At 06:13:29z F5PYI came in, 59 both ways on 40 metres. From a beach in Moreton Bay into France under a wire that was still moving around in the wind. That was the contact where I looked up at the kite and thought, yep, this was worth doing.
The useful lesson here is that a moving antenna does not have to be a failed antenna. It does mean you stop thinking in terms of one fixed resonant point. The geometry was changing all the time, which meant the tuner was working all the time too. If you try this with no tuner, or with a setup that only behaves when the wire is parked at one exact angle, you are setting yourself up for disappointment.
Failure Mode
VK3PF appears in the log at 06:36:11z, also 59 both ways, and that was the QSO during which the kite came down. It didn’t drift gently; it simply lost lift and returned to the sand mid-contact. The rope took the load as intended and nothing tore out of the transformer. The heavy-duty dog stake anchoring the line had already been vibrating under sustained pull, and when the kite dropped everything relaxed in one go. Almost immediately a dog decided the bright nylon sled was the most interesting object on the beach and ran toward it with enthusiasm that suggested we had provided afternoon entertainment. We retrieved it, reset, and put it back in the air without drama.

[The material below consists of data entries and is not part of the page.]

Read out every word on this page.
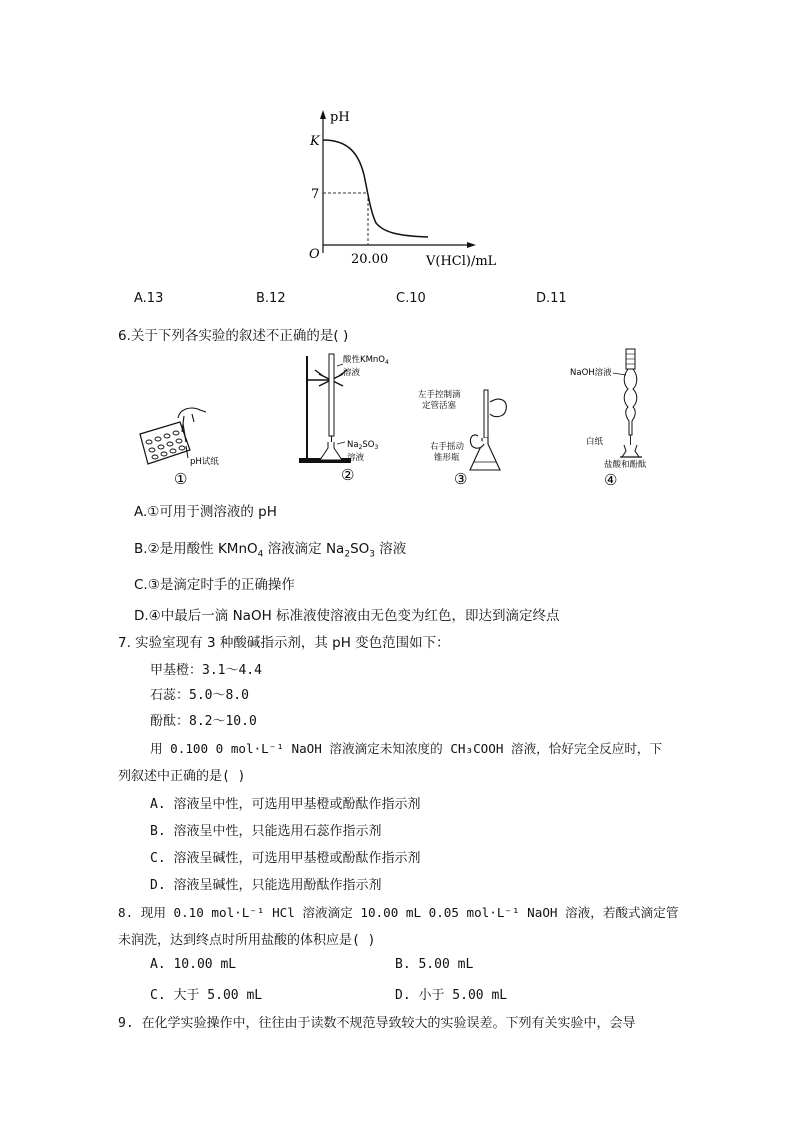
pH
K
7
O 20.00	V(HCl)/mL
A.13	B.12	C.10	D.11
6.关于下列各实验的叙述不正确的是( )
pH试纸
①
酸性KMnO$_4$
溶液
$Na_2SO_3$
溶液
②
左手控制滴
定管活塞
右手摇动
锥形瓶
③
NaOH溶液
白纸
盐酸和酚酞
④
A.①可用于测溶液的 pH
B.②是用酸性 KMnO$_4$ 溶液滴定 $Na_2SO_3$ 溶液
C.③是滴定时手的正确操作
D.④中最后一滴 NaOH 标准液使溶液由无色变为红色，即达到滴定终点
7. 实验室现有 3 种酸碱指示剂，其 pH 变色范围如下：
甲基橙：3.1～4.4
石蕊：5.0～8.0
酚酞：8.2～10.0
用 0.100 0 mol·L⁻¹ NaOH 溶液滴定未知浓度的 CH₃COOH 溶液，恰好完全反应时，下
列叙述中正确的是( )
A. 溶液呈中性，可选用甲基橙或酚酞作指示剂
B. 溶液呈中性，只能选用石蕊作指示剂
C. 溶液呈碱性，可选用甲基橙或酚酞作指示剂
D. 溶液呈碱性，只能选用酚酞作指示剂
8. 现用 0.10 mol·L⁻¹ HCl 溶液滴定 10.00 mL 0.05 mol·L⁻¹ NaOH 溶液，若酸式滴定管
未润洗，达到终点时所用盐酸的体积应是( )
A. 10.00 mL	B. 5.00 mL
C. 大于 5.00 mL	D. 小于 5.00 mL
9. 在化学实验操作中，往往由于读数不规范导致较大的实验误差。下列有关实验中，会导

What Actually Held Together
The final QSO in the log is at 06:39:00z. From 06:01:56z to 06:39:00z — just over 37 minutes — we logged 42 QSOs across AU-8924 and AU-7027. Despite the continuously changing angle, the wandering SWR, and the brief unscheduled descent, the system kept functioning. The tuner worked continuously, the bleed resistors handled static, the choke prevented RF from coming back into the operating position, and the antenna radiated consistently enough to produce solid reports, including the path into Europe.
Looking back over the log later, what stays with me isn’t a grand lesson about antenna theory. It’s simply that the whole thing behaved like a system rather than a single component. Mechanical decisions mattered. The bleed network mattered. The elasticity in the line mattered. The geometry never stayed the same for more than a few seconds, and yet the radio kept making contacts.
The big takeaway for me was that the antenna only worked as well as it did because the support system, RF chain, static handling, and operating expectations were all built as one system. Take one of those away and it becomes a very different exercise.
If You Want To Try This Yourself
Antenna
- 40 m EFHW tuned for 7.074 MHz (fixed sloper baseline ~9 m to 2 m)
- 56:1 autotransformer
- FT82-43 core with FT50-43 nested inside
- Built on UniBalun PCB (DG1JAN)
- Insulated SOTABeams wire
Radial
- Elevated radial: 7.8 m
- Height: ~1.5–2 m above ground
- Supported independently of the kite system
Feedline & RF Chain
Signal path:
Antenna + elevated radial → Bleed resistor array → Ferrite choke → AT-100M Pro tuner → FX-4CR
- 5.6 m RG58 CU
- Bleed array: 5 × 1 MΩ resistors in parallel (200 kΩ effective)
- Sealed enclosure with SO-239 connectors
- Ground strap < 30 cm
- 1.3 m steel ground rod
Kite & Mechanical
- Rainbow LS-17.5 Lifter Sled (~1.6 m²)
- Dyneema line rated 200 kg
- Antenna tied ~2 m below bridle
- Short bungee section between kite string and antenna
- Heavy-duty dog stake anchor
What to Expect
- Height will vary (ours peaked ~22 m)
- Sloper angle will continuously change
- SWR will move with wind and height
- A capable tuner is essential
- Static accumulation in coastal wind can exceed 3 kV
- Mechanical isolation matters just as much as RF matching
If you decide to build your own, treat it as a full field system, not just an antenna. Work out the load path. Work out the static bleed. Work out what you are going to do when the kite drops, because at some point it probably will. Do that properly and the whole thing works surprisingly well. It just never really sits still.


73 for now, and thanks for the QSOs folks!